Dalam sambutannya, Bupati Ratna Machmud menegaskan pentingnya keterbukaan dan ketertiban administrasi dalam pengelolaan lahan perkebunan, khususnya terkait dengan perizinan yang sah dan sesuai regulasi yang berlaku. Ia juga menyoroti pentingnya menjaga keharmonisan antara perusahaan, pemerintah daerah, dan masyarakat setempat.
“Kita ingin seluruh aktivitas perkebunan yang ada di Kabupaten Musi Rawas berjalan sesuai aturan dan memberikan manfaat bagi masyarakat. Pemerintah hadir untuk menjembatani kepentingan semua pihak, baik masyarakat, pemerintah desa, maupun perusahaan,” ujar Bupati Ratna.
Bupati juga menekankan bahwa Pemerintah Kabupaten Musi Rawas tidak akan segan-segan mengambil langkah tegas apabila ditemukan pelanggaran dalam perizinan ataupun penyalahgunaan lahan yang berdampak negatif bagi masyarakat sekitar.
Dalam forum tersebut, Direktur PT BSC menyampaikan pemaparan mengenai legalitas izin usaha perkebunan yang dimiliki perusahaan, progres kegiatan perkebunan di lapangan, serta komitmen perusahaan untuk terus berkoordinasi dengan pemerintah dan masyarakat setempat.
Para Kepala OPD terkait, seperti Dinas Perizinan, Dinas Perkebunan, Dinas Lingkungan Hidup, serta Bagian Hukum Setda Musi Rawas, turut memberikan masukan serta penjelasan teknis seputar kebijakan dan prosedur perizinan yang harus dipatuhi oleh setiap badan usaha.
Sementara itu, para Kepala Desa yang hadir juga diberikan kesempatan untuk menyampaikan aspirasi dan keluhan masyarakat desa terkait dampak dari aktivitas perkebunan, seperti keterbatasan akses jalan, konflik lahan, hingga persoalan ketenagakerjaan lokal.
Rapat berlangsung dengan suasana yang terbuka dan kondusif.

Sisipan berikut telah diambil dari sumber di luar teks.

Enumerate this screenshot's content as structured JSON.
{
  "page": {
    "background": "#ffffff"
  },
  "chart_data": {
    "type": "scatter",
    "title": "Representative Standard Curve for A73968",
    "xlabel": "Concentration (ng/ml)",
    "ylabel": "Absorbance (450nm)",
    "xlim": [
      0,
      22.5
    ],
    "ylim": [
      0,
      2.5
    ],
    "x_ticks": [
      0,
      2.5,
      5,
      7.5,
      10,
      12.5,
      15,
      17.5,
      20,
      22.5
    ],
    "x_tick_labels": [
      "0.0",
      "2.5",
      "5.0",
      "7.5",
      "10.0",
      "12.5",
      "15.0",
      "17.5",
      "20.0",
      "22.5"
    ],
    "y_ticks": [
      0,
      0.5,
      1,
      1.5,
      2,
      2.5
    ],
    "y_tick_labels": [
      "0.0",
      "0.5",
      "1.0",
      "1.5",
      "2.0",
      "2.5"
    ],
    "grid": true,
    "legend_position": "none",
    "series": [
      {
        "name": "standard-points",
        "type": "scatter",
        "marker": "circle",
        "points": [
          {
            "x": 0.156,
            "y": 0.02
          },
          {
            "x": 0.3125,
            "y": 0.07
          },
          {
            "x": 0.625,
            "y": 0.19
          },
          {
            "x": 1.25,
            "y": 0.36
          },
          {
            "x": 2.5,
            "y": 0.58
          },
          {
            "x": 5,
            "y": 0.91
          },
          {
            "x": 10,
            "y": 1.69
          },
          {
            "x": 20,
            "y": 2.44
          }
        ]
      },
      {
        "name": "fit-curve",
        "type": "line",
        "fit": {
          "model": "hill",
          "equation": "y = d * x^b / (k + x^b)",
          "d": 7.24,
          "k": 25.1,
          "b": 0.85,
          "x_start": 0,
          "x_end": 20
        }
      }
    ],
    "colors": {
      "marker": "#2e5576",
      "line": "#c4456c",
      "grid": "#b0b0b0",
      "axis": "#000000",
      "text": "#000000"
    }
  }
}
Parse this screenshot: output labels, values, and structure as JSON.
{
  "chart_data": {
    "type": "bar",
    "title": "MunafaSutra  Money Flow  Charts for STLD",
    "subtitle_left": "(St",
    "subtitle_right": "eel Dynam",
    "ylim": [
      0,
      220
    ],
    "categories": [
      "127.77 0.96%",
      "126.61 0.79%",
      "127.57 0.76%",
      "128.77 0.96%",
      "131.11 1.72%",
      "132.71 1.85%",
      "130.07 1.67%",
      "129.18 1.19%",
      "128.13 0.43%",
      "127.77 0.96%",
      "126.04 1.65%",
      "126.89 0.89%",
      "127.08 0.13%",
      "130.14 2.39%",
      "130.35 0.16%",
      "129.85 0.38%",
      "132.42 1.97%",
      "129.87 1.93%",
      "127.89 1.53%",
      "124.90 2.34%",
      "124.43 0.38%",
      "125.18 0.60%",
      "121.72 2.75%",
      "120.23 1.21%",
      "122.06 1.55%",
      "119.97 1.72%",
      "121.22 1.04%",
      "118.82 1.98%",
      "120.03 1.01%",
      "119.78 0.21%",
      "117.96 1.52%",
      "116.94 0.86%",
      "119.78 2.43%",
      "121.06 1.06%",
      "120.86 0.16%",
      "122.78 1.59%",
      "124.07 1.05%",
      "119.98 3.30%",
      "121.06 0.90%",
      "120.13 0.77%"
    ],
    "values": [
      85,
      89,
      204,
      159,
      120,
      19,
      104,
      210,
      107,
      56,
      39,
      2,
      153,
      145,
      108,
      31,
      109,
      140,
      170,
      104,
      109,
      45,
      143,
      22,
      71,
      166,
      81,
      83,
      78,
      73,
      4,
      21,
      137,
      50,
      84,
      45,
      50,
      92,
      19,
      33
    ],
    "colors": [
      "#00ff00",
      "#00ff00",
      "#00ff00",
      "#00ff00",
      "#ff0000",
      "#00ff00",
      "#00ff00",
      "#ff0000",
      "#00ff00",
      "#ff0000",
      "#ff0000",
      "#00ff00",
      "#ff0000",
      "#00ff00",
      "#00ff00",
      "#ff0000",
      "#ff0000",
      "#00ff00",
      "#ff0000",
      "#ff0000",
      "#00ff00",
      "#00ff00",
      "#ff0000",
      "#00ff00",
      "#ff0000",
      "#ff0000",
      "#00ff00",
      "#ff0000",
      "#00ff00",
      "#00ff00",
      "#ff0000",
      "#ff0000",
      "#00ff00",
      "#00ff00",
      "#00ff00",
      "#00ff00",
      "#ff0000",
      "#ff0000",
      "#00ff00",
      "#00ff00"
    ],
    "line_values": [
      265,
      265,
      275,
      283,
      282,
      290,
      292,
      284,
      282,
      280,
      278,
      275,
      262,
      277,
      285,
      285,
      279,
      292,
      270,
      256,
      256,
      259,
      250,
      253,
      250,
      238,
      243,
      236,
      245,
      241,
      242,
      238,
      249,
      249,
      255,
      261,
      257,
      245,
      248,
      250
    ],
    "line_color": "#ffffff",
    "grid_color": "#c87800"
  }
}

Bupati berharap setelah pertemuan ini, seluruh pihak dapat menindaklanjuti hasil diskusi dengan langkah konkret yang dapat menciptakan situasi yang adil dan berkelanjutan.
Kegiatan ini merupakan bagian dari upaya Pemkab Musi Rawas dalam menciptakan tata kelola pemerintahan yang bersih, transparan, dan responsif terhadap kebutuhan masyarakat, terutama dalam sektor strategis seperti perkebunan.
Pemerintah Kabupaten Musi Rawas berkomitmen untuk terus mengawal proses-proses yang menyangkut kepentingan publik agar tercipta pembangunan daerah yang berkeadilan dan berkelanjutan.